The court decided that terminating a life of a human being in his or her mother’s womb simply based on this fact would be a violation of dignity and an expression of discrimination against the disabled. Therefore, eugenic abortion has become illegal in Poland. We might be the only country in Europe where this is the case and where the laws on abortion are getting stricter and not more liberal like everywhere else.

Why are Evangelicals pro-abortion?

In all the commotion and protests, what personally surprised me most was the attitude of many Evangelical Christians in Poland who supported the pro-abortion position during the demonstrations. I’m still trying to figure out what’s behind it. Still, nothing but shallow teaching in churches, or no teaching at all on the subject, comes to my mind.

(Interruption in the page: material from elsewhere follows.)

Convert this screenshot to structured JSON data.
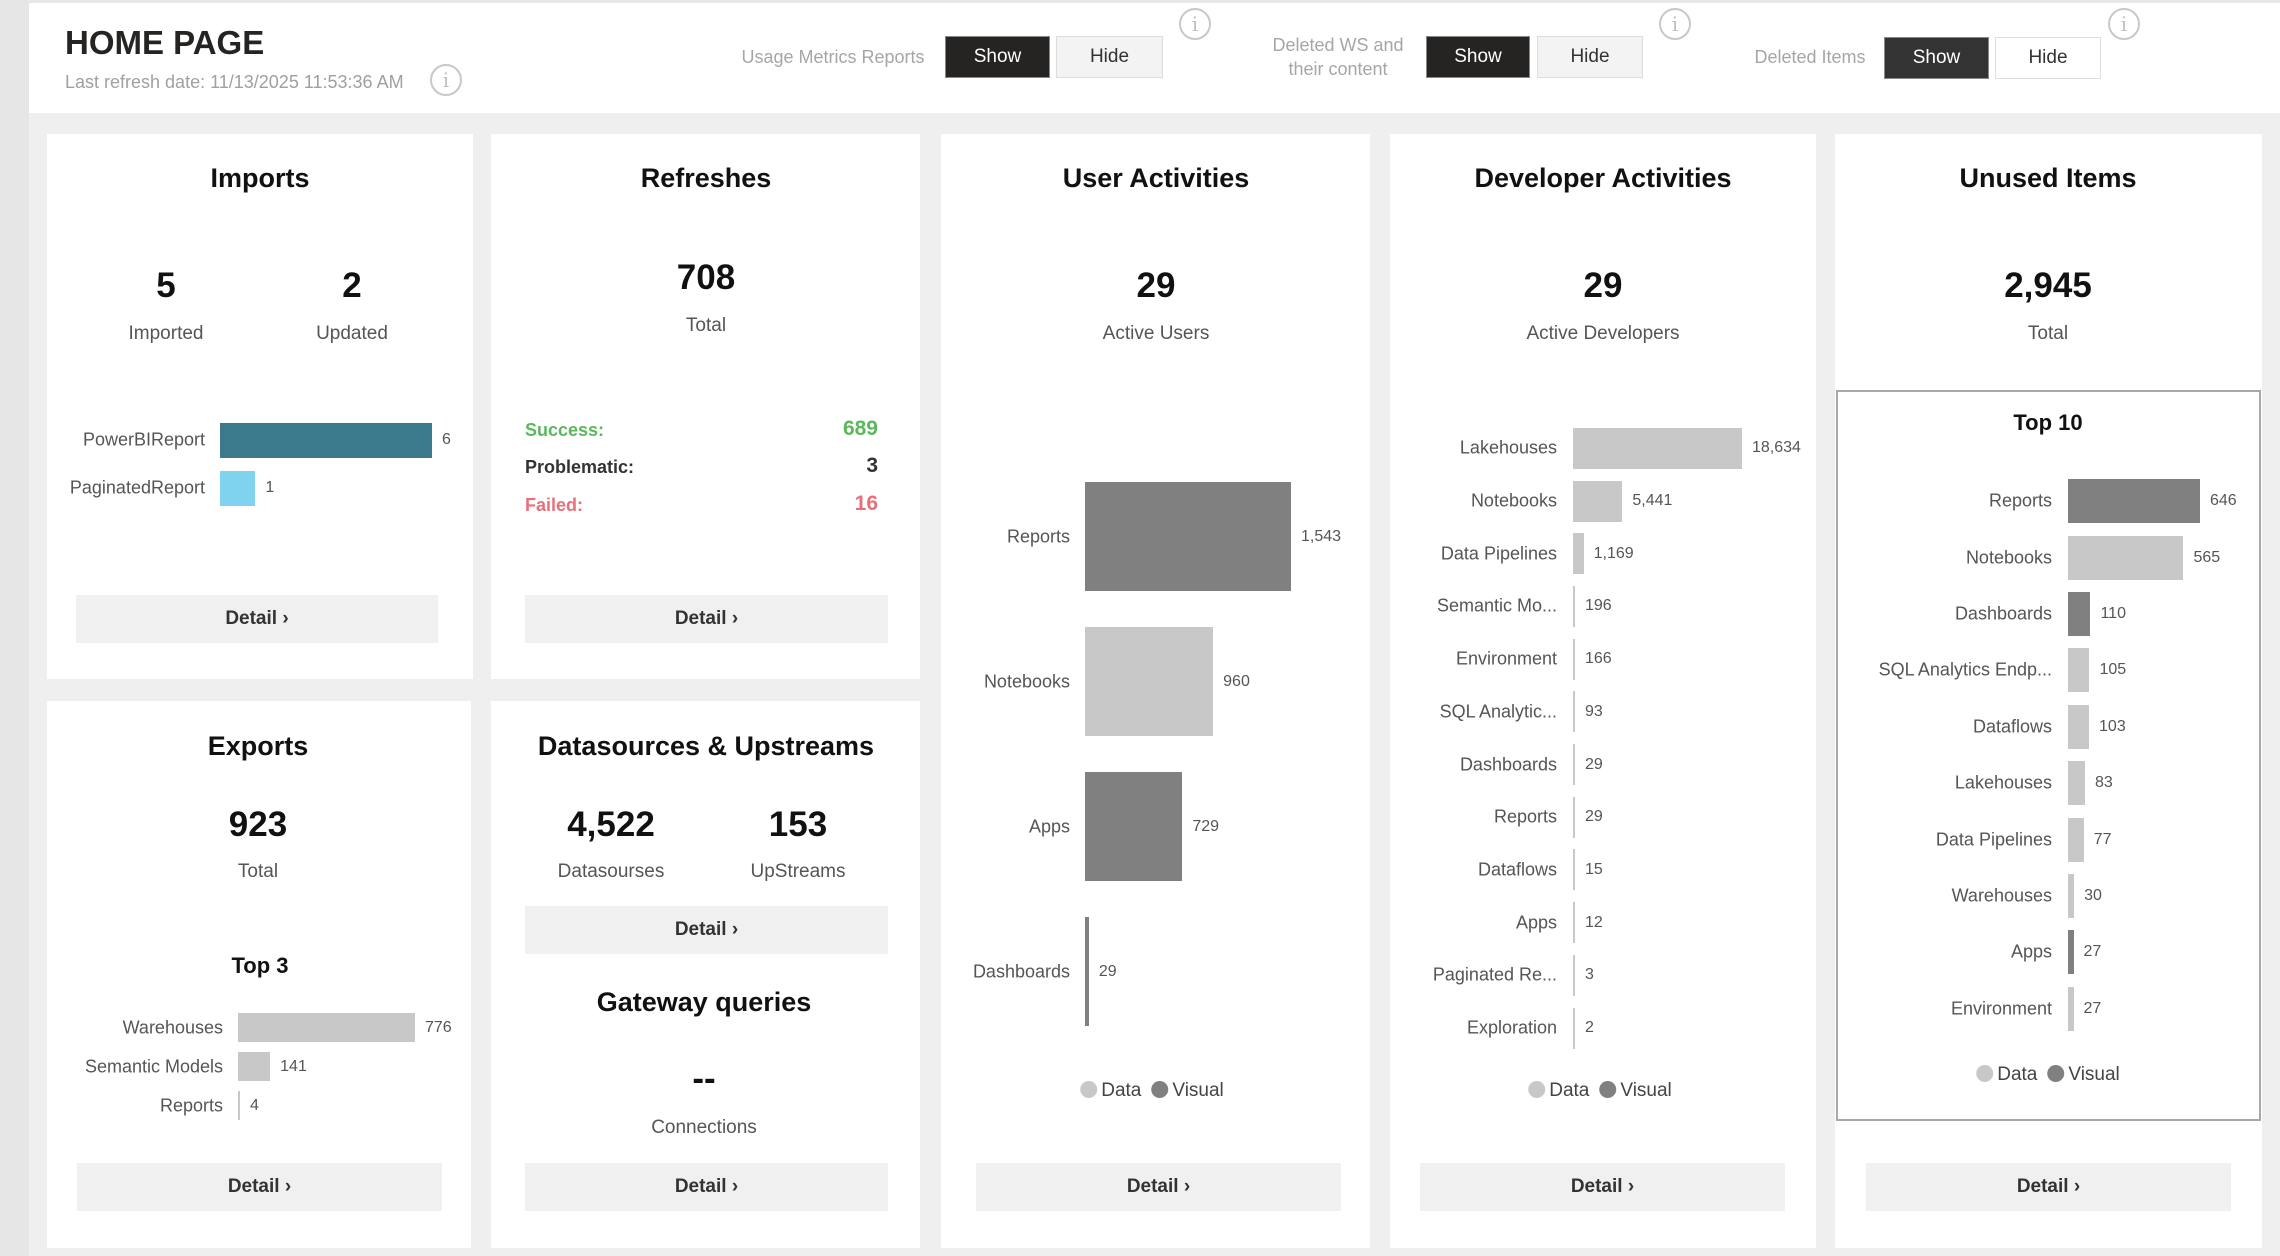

On top of that, we may add that Polish Protestantism is exceptionally anti-Catholic. Many converts in Polish Evangelical and mainline Protestant churches joined not because of convictions, not because of theological preferences, but to spite the Catholic Church. And because the new anti-abortion law is strongly associated with the right-wing and pro-Catholic government, these Protestants throw the baby out with the bathwater by joining liberal anti-Catholic protests even though they go against the Bible.

It’s fascinating to watch this dynamic because usually, the stance on the value of life and abortion is precisely what unites Catholics and Protestants. Or at least this is how it has historically been until the era of Protestant liberalism in social issues.

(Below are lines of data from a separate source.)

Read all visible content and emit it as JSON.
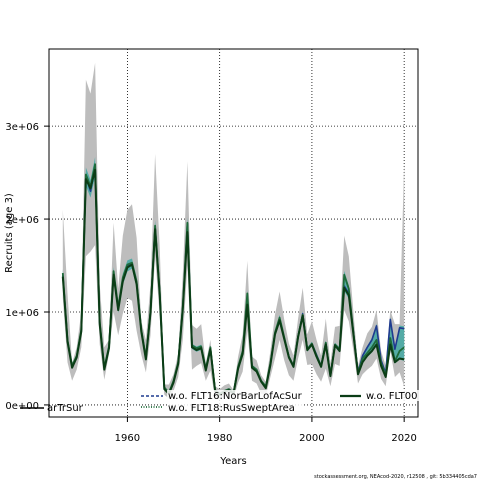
{
  "chart_data": {
    "type": "line",
    "xlabel": "Years",
    "ylabel": "Recruits (age 3)",
    "xlim": [
      1943,
      2023
    ],
    "ylim": [
      -130000,
      3830000
    ],
    "x_ticks": [
      1960,
      1980,
      2000,
      2020
    ],
    "x_tick_labels": [
      "1960",
      "1980",
      "2000",
      "2020"
    ],
    "y_ticks": [
      0,
      1000000,
      2000000,
      3000000
    ],
    "y_tick_labels": [
      "0e+00",
      "1e+06",
      "2e+06",
      "3e+06"
    ],
    "grid": true,
    "legend_position": "bottom",
    "legend_entries": [
      {
        "label": "arTrSur",
        "color": "#000000",
        "style": "solid"
      },
      {
        "label": "w.o. FLT16:NorBarLofAcSur",
        "color": "#1f3b8f",
        "style": "dotted"
      },
      {
        "label": "w.o. FLT18:RusSweptArea",
        "color": "#1e6b3a",
        "style": "solid"
      },
      {
        "label": "w.o. FLT00",
        "color": "#0b3d16",
        "style": "solid"
      }
    ],
    "footer": "stockassessment.org, NEAcod-2020, r12508 , git: 5b334405cda7",
    "band": {
      "x": [
        1946,
        1947,
        1948,
        1949,
        1950,
        1951,
        1952,
        1953,
        1954,
        1955,
        1956,
        1957,
        1958,
        1959,
        1960,
        1961,
        1962,
        1963,
        1964,
        1965,
        1966,
        1967,
        1968,
        1969,
        1970,
        1971,
        1972,
        1973,
        1974,
        1975,
        1976,
        1977,
        1978,
        1979,
        1980,
        1981,
        1982,
        1983,
        1984,
        1985,
        1986,
        1987,
        1988,
        1989,
        1990,
        1991,
        1992,
        1993,
        1994,
        1995,
        1996,
        1997,
        1998,
        1999,
        2000,
        2001,
        2002,
        2003,
        2004,
        2005,
        2006,
        2007,
        2008,
        2009,
        2010,
        2011,
        2012,
        2013,
        2014,
        2015,
        2016,
        2017,
        2018,
        2019,
        2020
      ],
      "lower": [
        1150000,
        460000,
        260000,
        380000,
        620000,
        1600000,
        1650000,
        1720000,
        650000,
        270000,
        550000,
        1000000,
        750000,
        980000,
        1150000,
        1120000,
        800000,
        540000,
        350000,
        750000,
        1600000,
        960000,
        110000,
        70000,
        150000,
        300000,
        700000,
        1500000,
        380000,
        420000,
        450000,
        260000,
        370000,
        80000,
        60000,
        90000,
        110000,
        70000,
        240000,
        360000,
        800000,
        260000,
        230000,
        120000,
        100000,
        300000,
        500000,
        700000,
        480000,
        320000,
        260000,
        500000,
        700000,
        430000,
        440000,
        330000,
        250000,
        390000,
        200000,
        440000,
        420000,
        1020000,
        900000,
        580000,
        230000,
        330000,
        380000,
        420000,
        500000,
        280000,
        200000,
        580000,
        300000,
        350000,
        200000
      ],
      "upper": [
        2100000,
        1200000,
        450000,
        620000,
        1000000,
        3500000,
        3350000,
        3680000,
        1300000,
        620000,
        700000,
        1960000,
        1250000,
        1820000,
        2100000,
        2160000,
        1800000,
        900000,
        700000,
        1300000,
        2700000,
        1700000,
        220000,
        220000,
        330000,
        550000,
        1400000,
        2620000,
        860000,
        820000,
        870000,
        450000,
        700000,
        200000,
        170000,
        210000,
        230000,
        160000,
        520000,
        760000,
        1550000,
        520000,
        480000,
        320000,
        250000,
        580000,
        970000,
        1220000,
        920000,
        660000,
        530000,
        930000,
        1260000,
        760000,
        900000,
        700000,
        530000,
        930000,
        450000,
        840000,
        850000,
        1820000,
        1600000,
        1000000,
        420000,
        620000,
        770000,
        840000,
        1020000,
        580000,
        420000,
        1020000,
        870000,
        870000,
        2600000
      ]
    },
    "series": [
      {
        "name": "w.o. FLT16:NorBarLofAcSur",
        "color": "#1f3b8f",
        "values": [
          1400000,
          690000,
          410000,
          520000,
          800000,
          2460000,
          2300000,
          2560000,
          880000,
          390000,
          620000,
          1420000,
          1030000,
          1350000,
          1500000,
          1520000,
          1320000,
          800000,
          500000,
          1000000,
          1920000,
          1200000,
          180000,
          130000,
          250000,
          450000,
          1050000,
          1950000,
          630000,
          600000,
          620000,
          380000,
          610000,
          160000,
          120000,
          150000,
          170000,
          130000,
          400000,
          570000,
          1100000,
          420000,
          370000,
          260000,
          190000,
          440000,
          770000,
          930000,
          720000,
          520000,
          420000,
          740000,
          980000,
          600000,
          660000,
          540000,
          420000,
          670000,
          320000,
          650000,
          600000,
          1280000,
          1200000,
          780000,
          350000,
          530000,
          620000,
          700000,
          850000,
          480000,
          340000,
          920000,
          600000,
          830000,
          820000
        ]
      },
      {
        "name": "w.o. FLT18:RusSweptArea",
        "color": "#1e6b3a",
        "values": [
          1420000,
          700000,
          420000,
          530000,
          810000,
          2480000,
          2350000,
          2590000,
          900000,
          400000,
          630000,
          1440000,
          1050000,
          1370000,
          1510000,
          1530000,
          1330000,
          810000,
          510000,
          1010000,
          1930000,
          1220000,
          190000,
          130000,
          260000,
          460000,
          1060000,
          1960000,
          640000,
          610000,
          630000,
          390000,
          620000,
          160000,
          120000,
          150000,
          170000,
          130000,
          410000,
          580000,
          1200000,
          420000,
          380000,
          260000,
          200000,
          450000,
          780000,
          940000,
          730000,
          520000,
          420000,
          740000,
          970000,
          600000,
          660000,
          530000,
          420000,
          670000,
          320000,
          650000,
          600000,
          1400000,
          1250000,
          780000,
          340000,
          500000,
          560000,
          620000,
          700000,
          450000,
          320000,
          720000,
          470000,
          580000,
          620000
        ]
      },
      {
        "name": "w.o. FLT00",
        "color": "#0b3d16",
        "values": [
          1380000,
          680000,
          400000,
          510000,
          790000,
          2430000,
          2330000,
          2530000,
          870000,
          380000,
          610000,
          1400000,
          1020000,
          1330000,
          1480000,
          1510000,
          1300000,
          790000,
          490000,
          990000,
          1890000,
          1190000,
          170000,
          120000,
          240000,
          440000,
          1030000,
          1860000,
          620000,
          590000,
          610000,
          370000,
          600000,
          150000,
          110000,
          140000,
          160000,
          120000,
          390000,
          550000,
          1080000,
          400000,
          360000,
          250000,
          180000,
          430000,
          760000,
          910000,
          710000,
          510000,
          410000,
          730000,
          960000,
          590000,
          650000,
          520000,
          410000,
          650000,
          310000,
          640000,
          580000,
          1260000,
          1180000,
          760000,
          330000,
          460000,
          530000,
          580000,
          650000,
          420000,
          300000,
          650000,
          460000,
          500000,
          490000
        ]
      }
    ]
  }
}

Photo EPA, Leszek Szymanski

Preaching series from Acts

In God’s providence, it so happened that just when the protests commenced, I began preaching in my church on a series from the Book of Acts. When I reached chapter 3, I had to deal exactly with what the liberal part of the Polish society is trying to fight: a case of a man being born disabled. As I worked on the text, I did a more thorough study of one verse:

Acts 3:2 (ESV): *And a man lame from birth was being carried, whom they laid daily at the gate of the temple that is called the Beautiful Gate to ask alms of those entering the temple. *

A good number of Bible translations will say “lame from birth,” just as written in ESV. But a closer study of the Greek text shows that St. Luke wrote: “lame from his mother’s womb”, as other translations faithfully show.

I suppose the modern translators of the Bible were trying to make it sound the way we would say it today. Still, in that, we have lost a critical piece of information: the man was disabled before his birth and not from his birth.

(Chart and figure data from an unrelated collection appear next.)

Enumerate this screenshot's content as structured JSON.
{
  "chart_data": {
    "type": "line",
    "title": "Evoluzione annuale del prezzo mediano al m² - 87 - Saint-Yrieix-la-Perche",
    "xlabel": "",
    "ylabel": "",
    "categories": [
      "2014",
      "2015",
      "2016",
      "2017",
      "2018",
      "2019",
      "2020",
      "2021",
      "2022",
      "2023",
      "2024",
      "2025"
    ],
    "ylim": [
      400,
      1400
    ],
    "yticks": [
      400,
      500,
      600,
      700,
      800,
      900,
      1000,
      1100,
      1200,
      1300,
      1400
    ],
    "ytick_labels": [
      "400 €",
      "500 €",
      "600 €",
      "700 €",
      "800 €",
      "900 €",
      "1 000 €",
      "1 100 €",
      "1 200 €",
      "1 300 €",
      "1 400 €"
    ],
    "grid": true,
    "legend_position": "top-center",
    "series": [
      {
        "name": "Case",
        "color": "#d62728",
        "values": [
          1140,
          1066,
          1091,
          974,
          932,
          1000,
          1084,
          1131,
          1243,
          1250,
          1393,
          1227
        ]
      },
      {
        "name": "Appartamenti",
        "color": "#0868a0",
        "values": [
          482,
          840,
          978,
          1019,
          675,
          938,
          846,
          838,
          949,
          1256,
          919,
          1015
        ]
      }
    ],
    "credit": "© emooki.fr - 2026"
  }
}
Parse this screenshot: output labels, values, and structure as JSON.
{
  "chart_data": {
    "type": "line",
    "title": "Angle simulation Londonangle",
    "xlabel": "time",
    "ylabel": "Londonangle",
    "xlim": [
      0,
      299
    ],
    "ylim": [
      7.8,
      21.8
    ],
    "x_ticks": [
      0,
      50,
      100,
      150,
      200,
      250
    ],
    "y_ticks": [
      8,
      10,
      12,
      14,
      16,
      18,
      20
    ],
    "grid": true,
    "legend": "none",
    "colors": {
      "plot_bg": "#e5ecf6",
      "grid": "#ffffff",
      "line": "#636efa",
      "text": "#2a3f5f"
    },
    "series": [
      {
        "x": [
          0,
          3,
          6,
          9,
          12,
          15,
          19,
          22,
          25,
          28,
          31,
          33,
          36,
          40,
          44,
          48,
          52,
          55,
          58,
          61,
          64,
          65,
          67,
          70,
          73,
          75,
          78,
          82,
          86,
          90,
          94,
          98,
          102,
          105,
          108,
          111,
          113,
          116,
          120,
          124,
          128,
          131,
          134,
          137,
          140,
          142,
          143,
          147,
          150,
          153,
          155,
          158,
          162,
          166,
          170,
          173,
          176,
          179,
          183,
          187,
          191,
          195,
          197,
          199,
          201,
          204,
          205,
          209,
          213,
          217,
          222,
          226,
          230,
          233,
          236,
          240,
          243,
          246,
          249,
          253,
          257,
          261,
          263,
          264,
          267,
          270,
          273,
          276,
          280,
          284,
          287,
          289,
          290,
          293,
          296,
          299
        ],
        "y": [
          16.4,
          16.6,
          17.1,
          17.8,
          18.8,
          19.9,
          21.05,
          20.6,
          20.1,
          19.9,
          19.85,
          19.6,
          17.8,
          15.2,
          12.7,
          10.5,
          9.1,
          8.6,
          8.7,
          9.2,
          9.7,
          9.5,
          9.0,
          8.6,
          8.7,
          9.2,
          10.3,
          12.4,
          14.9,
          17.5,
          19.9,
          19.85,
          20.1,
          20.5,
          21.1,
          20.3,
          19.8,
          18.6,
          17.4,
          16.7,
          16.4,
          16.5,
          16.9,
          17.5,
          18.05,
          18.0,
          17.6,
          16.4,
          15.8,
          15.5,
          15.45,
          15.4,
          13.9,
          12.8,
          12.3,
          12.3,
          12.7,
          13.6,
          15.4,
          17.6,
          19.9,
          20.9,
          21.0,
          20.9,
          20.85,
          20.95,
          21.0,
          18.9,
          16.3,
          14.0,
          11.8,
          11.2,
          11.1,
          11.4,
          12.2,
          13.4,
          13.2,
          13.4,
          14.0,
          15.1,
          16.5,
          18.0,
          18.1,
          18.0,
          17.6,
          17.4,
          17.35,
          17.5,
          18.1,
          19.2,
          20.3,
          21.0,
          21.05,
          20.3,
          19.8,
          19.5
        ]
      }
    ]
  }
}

John Calvin, in his commentary on Exodus 21:22, writes: [...] fetus, though enclosed in the womb of its mother, is already a human being, (homo) and it is almost a monstrous crime to rob it of the life which it has not yet begun to enjoy. If it seems more horrible to kill a man in his own house than in a field, because a man’s house is his place of most secure refuge, it ought indeed to be deemed more atrocious to destroy a fetus in the womb before it has come to light.

Better than bumper stickers

We should be mindful of which lightning we trust in times like this. As Christians, we have a great reminder written in Zechariah 9:14 of who is the ultimate author of arrows and lightning and whose anger we should be aware of far more than human anger expressed with a bumper sticker or a window poster:

Then the Lord will appear over them,
and his arrow will go forth like lightning;
the Lord God will sound the trumpet
and will march forth in the whirlwinds of the south.

Apart from this, our role in the current dispute is not to believe in our government or become its enemy. It’s not like we have to think so tribally. Amid all these hot discussions and fights, we should remember not to put ourselves in the position of someone who is “above” the dispute, but let us not forget that we have not been called to be “in the centre” or to hold a “balanced position” but to be a witness to the God who gives life and who forms man in the womb.